Re: [REGRESSION][BISECTED] Spurious raid1 device failure triggered by qemu direct IO on 6.18+

From: Tomáš Trnka

Date: Thu Apr 16 2026 - 06:13:26 EST


The proposed patch fixes the issue for me and doesn't cause any visible issues
(in normal operation, I didn't test actual device failure). Thanks a lot for
such a speedy fix, looking forward for the final version to test as well.

> ---
> diff --git a/drivers/md/raid1-10.c b/drivers/md/raid1-10.c
> index c33099925f230..cf1c25f290f36 100644
> --- a/drivers/md/raid1-10.c
> +++ b/drivers/md/raid1-10.c
> @@ -293,8 +293,16 @@ static inline bool raid1_should_read_first(struct mddev
> *mddev, * bio with REQ_RAHEAD or REQ_NOWAIT can fail at anytime, before
> such IO is * submitted to the underlying disks, hence don't record
> badblocks or retry * in this case.
> + *
> + * BLK_STS_INVAL means the request itself is malformed (e.g. unaligned
> + * buffers that violate DMA constraints).

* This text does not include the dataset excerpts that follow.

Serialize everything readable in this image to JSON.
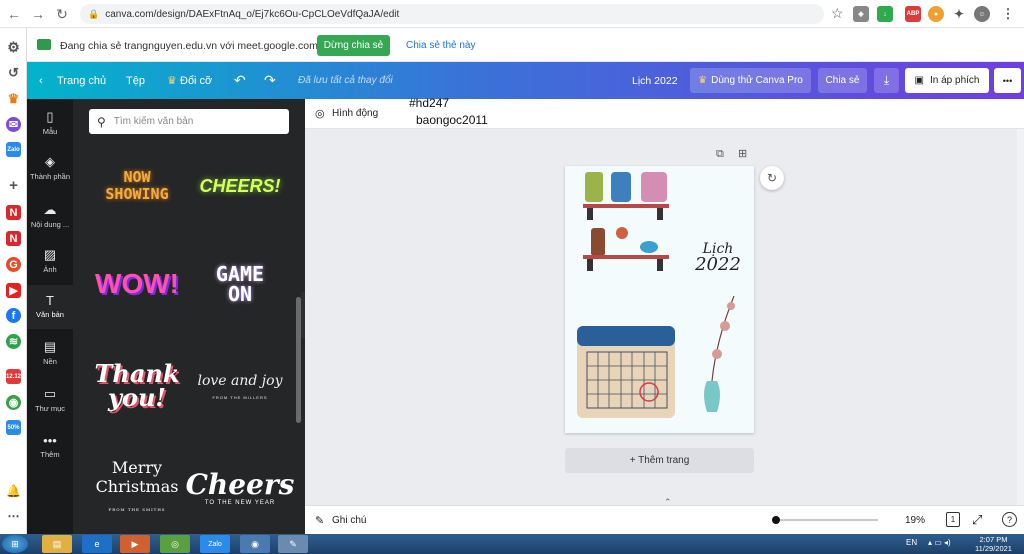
{
  "browser": {
    "url": "canva.com/design/DAExFtnAq_o/Ej7kc6Ou-CpCLOeVdfQaJA/edit",
    "extensions": [
      "star-icon",
      "shield-icon",
      "download-icon",
      "adblock-icon",
      "color-icon",
      "puzzle-icon",
      "profile-icon",
      "menu-icon"
    ]
  },
  "share_bar": {
    "message": "Đang chia sẻ trangnguyen.edu.vn với meet.google.com",
    "stop_label": "Dừng chia sẻ",
    "share_tab_label": "Chia sẻ thẻ này"
  },
  "topbar": {
    "home": "Trang chủ",
    "file": "Tệp",
    "resize": "Đổi cỡ",
    "saved": "Đã lưu tất cả thay đổi",
    "title": "Lịch 2022",
    "pro": "Dùng thử Canva Pro",
    "share": "Chia sẻ",
    "print": "In áp phích",
    "more": "•••"
  },
  "rail": [
    {
      "label": "Mẫu",
      "icon": "template-icon"
    },
    {
      "label": "Thành phần",
      "icon": "elements-icon"
    },
    {
      "label": "Nội dung ...",
      "icon": "upload-icon"
    },
    {
      "label": "Ảnh",
      "icon": "photo-icon"
    },
    {
      "label": "Văn bản",
      "icon": "text-icon"
    },
    {
      "label": "Nền",
      "icon": "background-icon"
    },
    {
      "label": "Thư mục",
      "icon": "folder-icon"
    },
    {
      "label": "Thêm",
      "icon": "more-icon"
    }
  ],
  "search": {
    "placeholder": "Tìm kiếm văn bản"
  },
  "text_tiles": [
    {
      "line1": "NOW",
      "line2": "SHOWING",
      "sub": ""
    },
    {
      "line1": "CHEERS!",
      "line2": "",
      "sub": ""
    },
    {
      "line1": "WOW!",
      "line2": "",
      "sub": ""
    },
    {
      "line1": "GAME",
      "line2": "ON",
      "sub": ""
    },
    {
      "line1": "Thank",
      "line2": "you!",
      "sub": ""
    },
    {
      "line1": "love and joy",
      "line2": "",
      "sub": "FROM THE MILLERS"
    },
    {
      "line1": "Merry",
      "line2": "Christmas",
      "sub": "FROM THE SMITHS"
    },
    {
      "line1": "Cheers",
      "line2": "",
      "sub": "TO THE NEW YEAR"
    }
  ],
  "context": {
    "animate": "Hình động",
    "overlay_line1": "#hd247",
    "overlay_line2": "baongoc2011"
  },
  "page": {
    "title_line1": "Lịch",
    "title_line2": "2022"
  },
  "add_page": "+ Thêm trang",
  "footer": {
    "notes": "Ghi chú",
    "zoom": "19%",
    "page_count": "1",
    "zoom_fraction": 0.19
  },
  "taskbar": {
    "lang": "EN",
    "time": "2:07 PM",
    "date": "11/29/2021"
  }
}
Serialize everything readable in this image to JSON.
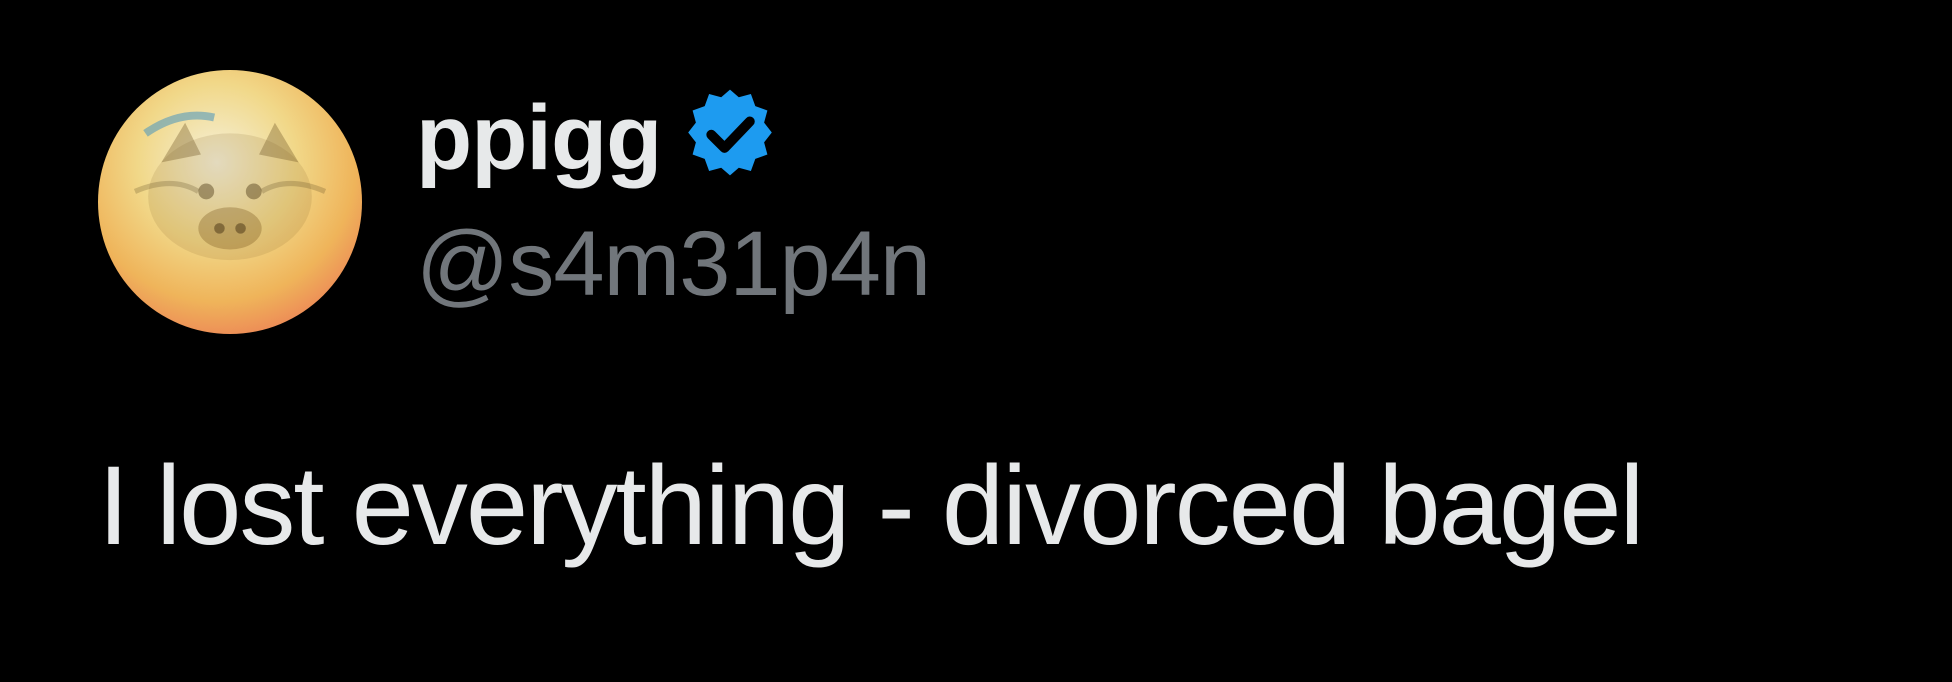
{
  "tweet": {
    "author": {
      "display_name": "ppigg",
      "handle": "@s4m31p4n",
      "verified": true,
      "verified_icon": "verified-badge-icon",
      "avatar_icon": "pig-avatar"
    },
    "text": "I lost everything - divorced bagel"
  },
  "colors": {
    "background": "#000000",
    "primary_text": "#e7e9ea",
    "secondary_text": "#71767b",
    "verified_blue": "#1d9bf0"
  }
}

Retrying on another mirror will
> + * fail the same way, and counting it against the device is wrong.
> */
> static inline bool raid1_should_handle_error(struct bio *bio)
> {
> - return !(bio->bi_opf & (REQ_RAHEAD | REQ_NOWAIT));
> + if (bio->bi_opf & (REQ_RAHEAD | REQ_NOWAIT))
> + return false;
> + if (bio->bi_status == BLK_STS_INVAL)
> + return false;
> + return true;
> }
> --